Congratulations! Over 37,000 citizen scientists, from more than 170 countries, became part of the team to search for interesting features in LHC data. Over 1 million classifications were made, and both searches for new long-lived particles and weird events were successful.
There were some surprising events – including observation of a “weird event” - a jet of muon particles in the ATLAS detector, which got the scientists very excited, and provoked a lot of head-scratching. It turned out to be caused by a rare detector process where a shower of particles from the calorimeter can produce what appears to be many muons, so a very interesting detector artifact. So no Nobel prize for this yet, but it certainly got us excited!

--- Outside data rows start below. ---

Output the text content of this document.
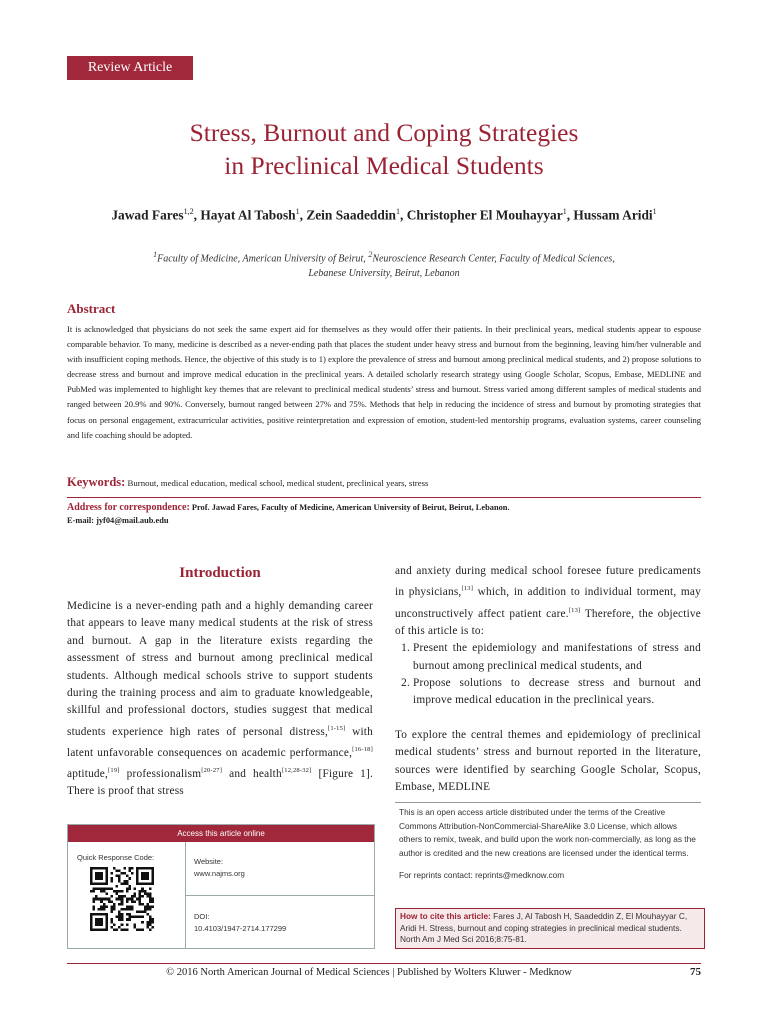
Review Article
Stress, Burnout and Coping Strategies
in Preclinical Medical Students
Jawad Fares$^{1,2}$, Hayat Al Tabosh$^1$, Zein Saadeddin$^1$, Christopher El Mouhayyar$^1$, Hussam Aridi$^1$
$^1$Faculty of Medicine, American University of Beirut, $^2$Neuroscience Research Center, Faculty of Medical Sciences,
Lebanese University, Beirut, Lebanon
Abstract
It is acknowledged that physicians do not seek the same expert aid for themselves as they would offer their patients. In their preclinical years, medical students appear to espouse comparable behavior. To many, medicine is described as a never-ending path that places the student under heavy stress and burnout from the beginning, leaving him/her vulnerable and with insufficient coping methods. Hence, the objective of this study is to 1) explore the prevalence of stress and burnout among preclinical medical students, and 2) propose solutions to decrease stress and burnout and improve medical education in the preclinical years. A detailed scholarly research strategy using Google Scholar, Scopus, Embase, MEDLINE and PubMed was implemented to highlight key themes that are relevant to preclinical medical students’ stress and burnout. Stress varied among different samples of medical students and ranged between 20.9% and 90%. Conversely, burnout ranged between 27% and 75%. Methods that help in reducing the incidence of stress and burnout by promoting strategies that focus on personal engagement, extracurricular activities, positive reinterpretation and expression of emotion, student-led mentorship programs, evaluation systems, career counseling and life coaching should be adopted.
Keywords: Burnout, medical education, medical school, medical student, preclinical years, stress
Address for correspondence: Prof. Jawad Fares, Faculty of Medicine, American University of Beirut, Beirut, Lebanon.
E-mail: jyf04@mail.aub.edu
Introduction
Medicine is a never-ending path and a highly demanding career that appears to leave many medical students at the risk of stress and burnout. A gap in the literature exists regarding the assessment of stress and burnout among preclinical medical students. Although medical schools strive to support students during the training process and aim to graduate knowledgeable, skillful and professional doctors, studies suggest that medical students experience high rates of personal distress,[1-15] with latent unfavorable consequences on academic performance,[16-18] aptitude,[19] professionalism[20-27] and health[12,28-32] [Figure 1]. There is proof that stress

and anxiety during medical school foresee future predicaments in physicians,[13] which, in addition to individual torment, may unconstructively affect patient care.[13] Therefore, the objective of this article is to:

1. Present the epidemiology and manifestations of stress and burnout among preclinical medical students, and
2. Propose solutions to decrease stress and burnout and improve medical education in the preclinical years.

To explore the central themes and epidemiology of preclinical medical students’ stress and burnout reported in the literature, sources were identified by searching Google Scholar, Scopus, Embase, MEDLINE

Access this article online
Quick Response Code:	Website:
www.najms.org
DOI:
10.4103/1947-2714.177299

This is an open access article distributed under the terms of the Creative Commons Attribution-NonCommercial-ShareAlike 3.0 License, which allows others to remix, tweak, and build upon the work non-commercially, as long as the author is credited and the new creations are licensed under the identical terms.

For reprints contact: reprints@medknow.com

How to cite this article: Fares J, Al Tabosh H, Saadeddin Z, El Mouhayyar C, Aridi H. Stress, burnout and coping strategies in preclinical medical students. North Am J Med Sci 2016;8:75-81.
© 2016 North American Journal of Medical Sciences | Published by Wolters Kluwer - Medknow	75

The results were excellent. We found that citizen scientists could compete very well with computer algorithms in the analysis of collider data from CERN, performing better for many of the searches. There have been two publications so far: the first describing the (very impressive) ability of the collective set of citizen scientists to detect new phenomena in images of collisions and the second describing community engagement with the project.

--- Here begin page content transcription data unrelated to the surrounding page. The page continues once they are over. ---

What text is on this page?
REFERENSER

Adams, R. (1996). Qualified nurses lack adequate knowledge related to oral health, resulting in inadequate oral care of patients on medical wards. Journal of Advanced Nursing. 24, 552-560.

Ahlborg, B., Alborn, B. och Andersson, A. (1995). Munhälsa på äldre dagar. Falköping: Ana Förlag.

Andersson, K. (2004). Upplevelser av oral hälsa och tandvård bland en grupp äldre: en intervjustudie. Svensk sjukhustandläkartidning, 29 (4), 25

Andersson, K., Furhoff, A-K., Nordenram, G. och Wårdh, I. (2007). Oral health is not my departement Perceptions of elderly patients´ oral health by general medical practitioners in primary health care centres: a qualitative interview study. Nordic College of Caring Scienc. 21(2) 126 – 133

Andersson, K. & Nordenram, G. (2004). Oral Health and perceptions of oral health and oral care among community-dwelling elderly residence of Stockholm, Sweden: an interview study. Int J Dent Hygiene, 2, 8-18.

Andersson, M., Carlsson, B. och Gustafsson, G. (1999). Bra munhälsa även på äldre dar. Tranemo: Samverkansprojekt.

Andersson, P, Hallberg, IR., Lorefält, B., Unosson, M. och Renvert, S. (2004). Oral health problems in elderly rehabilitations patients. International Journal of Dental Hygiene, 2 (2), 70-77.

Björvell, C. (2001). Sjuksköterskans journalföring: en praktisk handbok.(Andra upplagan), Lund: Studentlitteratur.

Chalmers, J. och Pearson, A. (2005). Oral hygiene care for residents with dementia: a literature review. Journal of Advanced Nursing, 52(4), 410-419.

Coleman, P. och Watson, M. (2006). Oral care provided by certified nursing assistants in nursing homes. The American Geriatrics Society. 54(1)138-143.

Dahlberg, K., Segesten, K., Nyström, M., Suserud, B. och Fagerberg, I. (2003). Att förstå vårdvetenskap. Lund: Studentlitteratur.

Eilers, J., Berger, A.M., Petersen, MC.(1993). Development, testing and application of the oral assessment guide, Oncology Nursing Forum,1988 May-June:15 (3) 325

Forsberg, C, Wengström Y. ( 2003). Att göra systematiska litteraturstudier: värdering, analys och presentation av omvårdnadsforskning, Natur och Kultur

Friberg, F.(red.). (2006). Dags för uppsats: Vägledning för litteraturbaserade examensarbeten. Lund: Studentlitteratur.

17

HiggsHunters on the Zooniverse platform has beem followed with a schools project, run in partnership with the Institute of Research in Schools, in which school students have been performing further analysis of the classifications. Each group generated their own investigation, choosing an aspect to investigate, producing results and analysis of the results. School analysis included clustering algorithms, complex machine learning algorithms, and databases for large data analysis. School students submitting research posters to the Department of Physics in Oxford at a two-day seminar in Oxford in Summer 2018. The proceedings of this conference have been submitted for review by colleagues at CERN.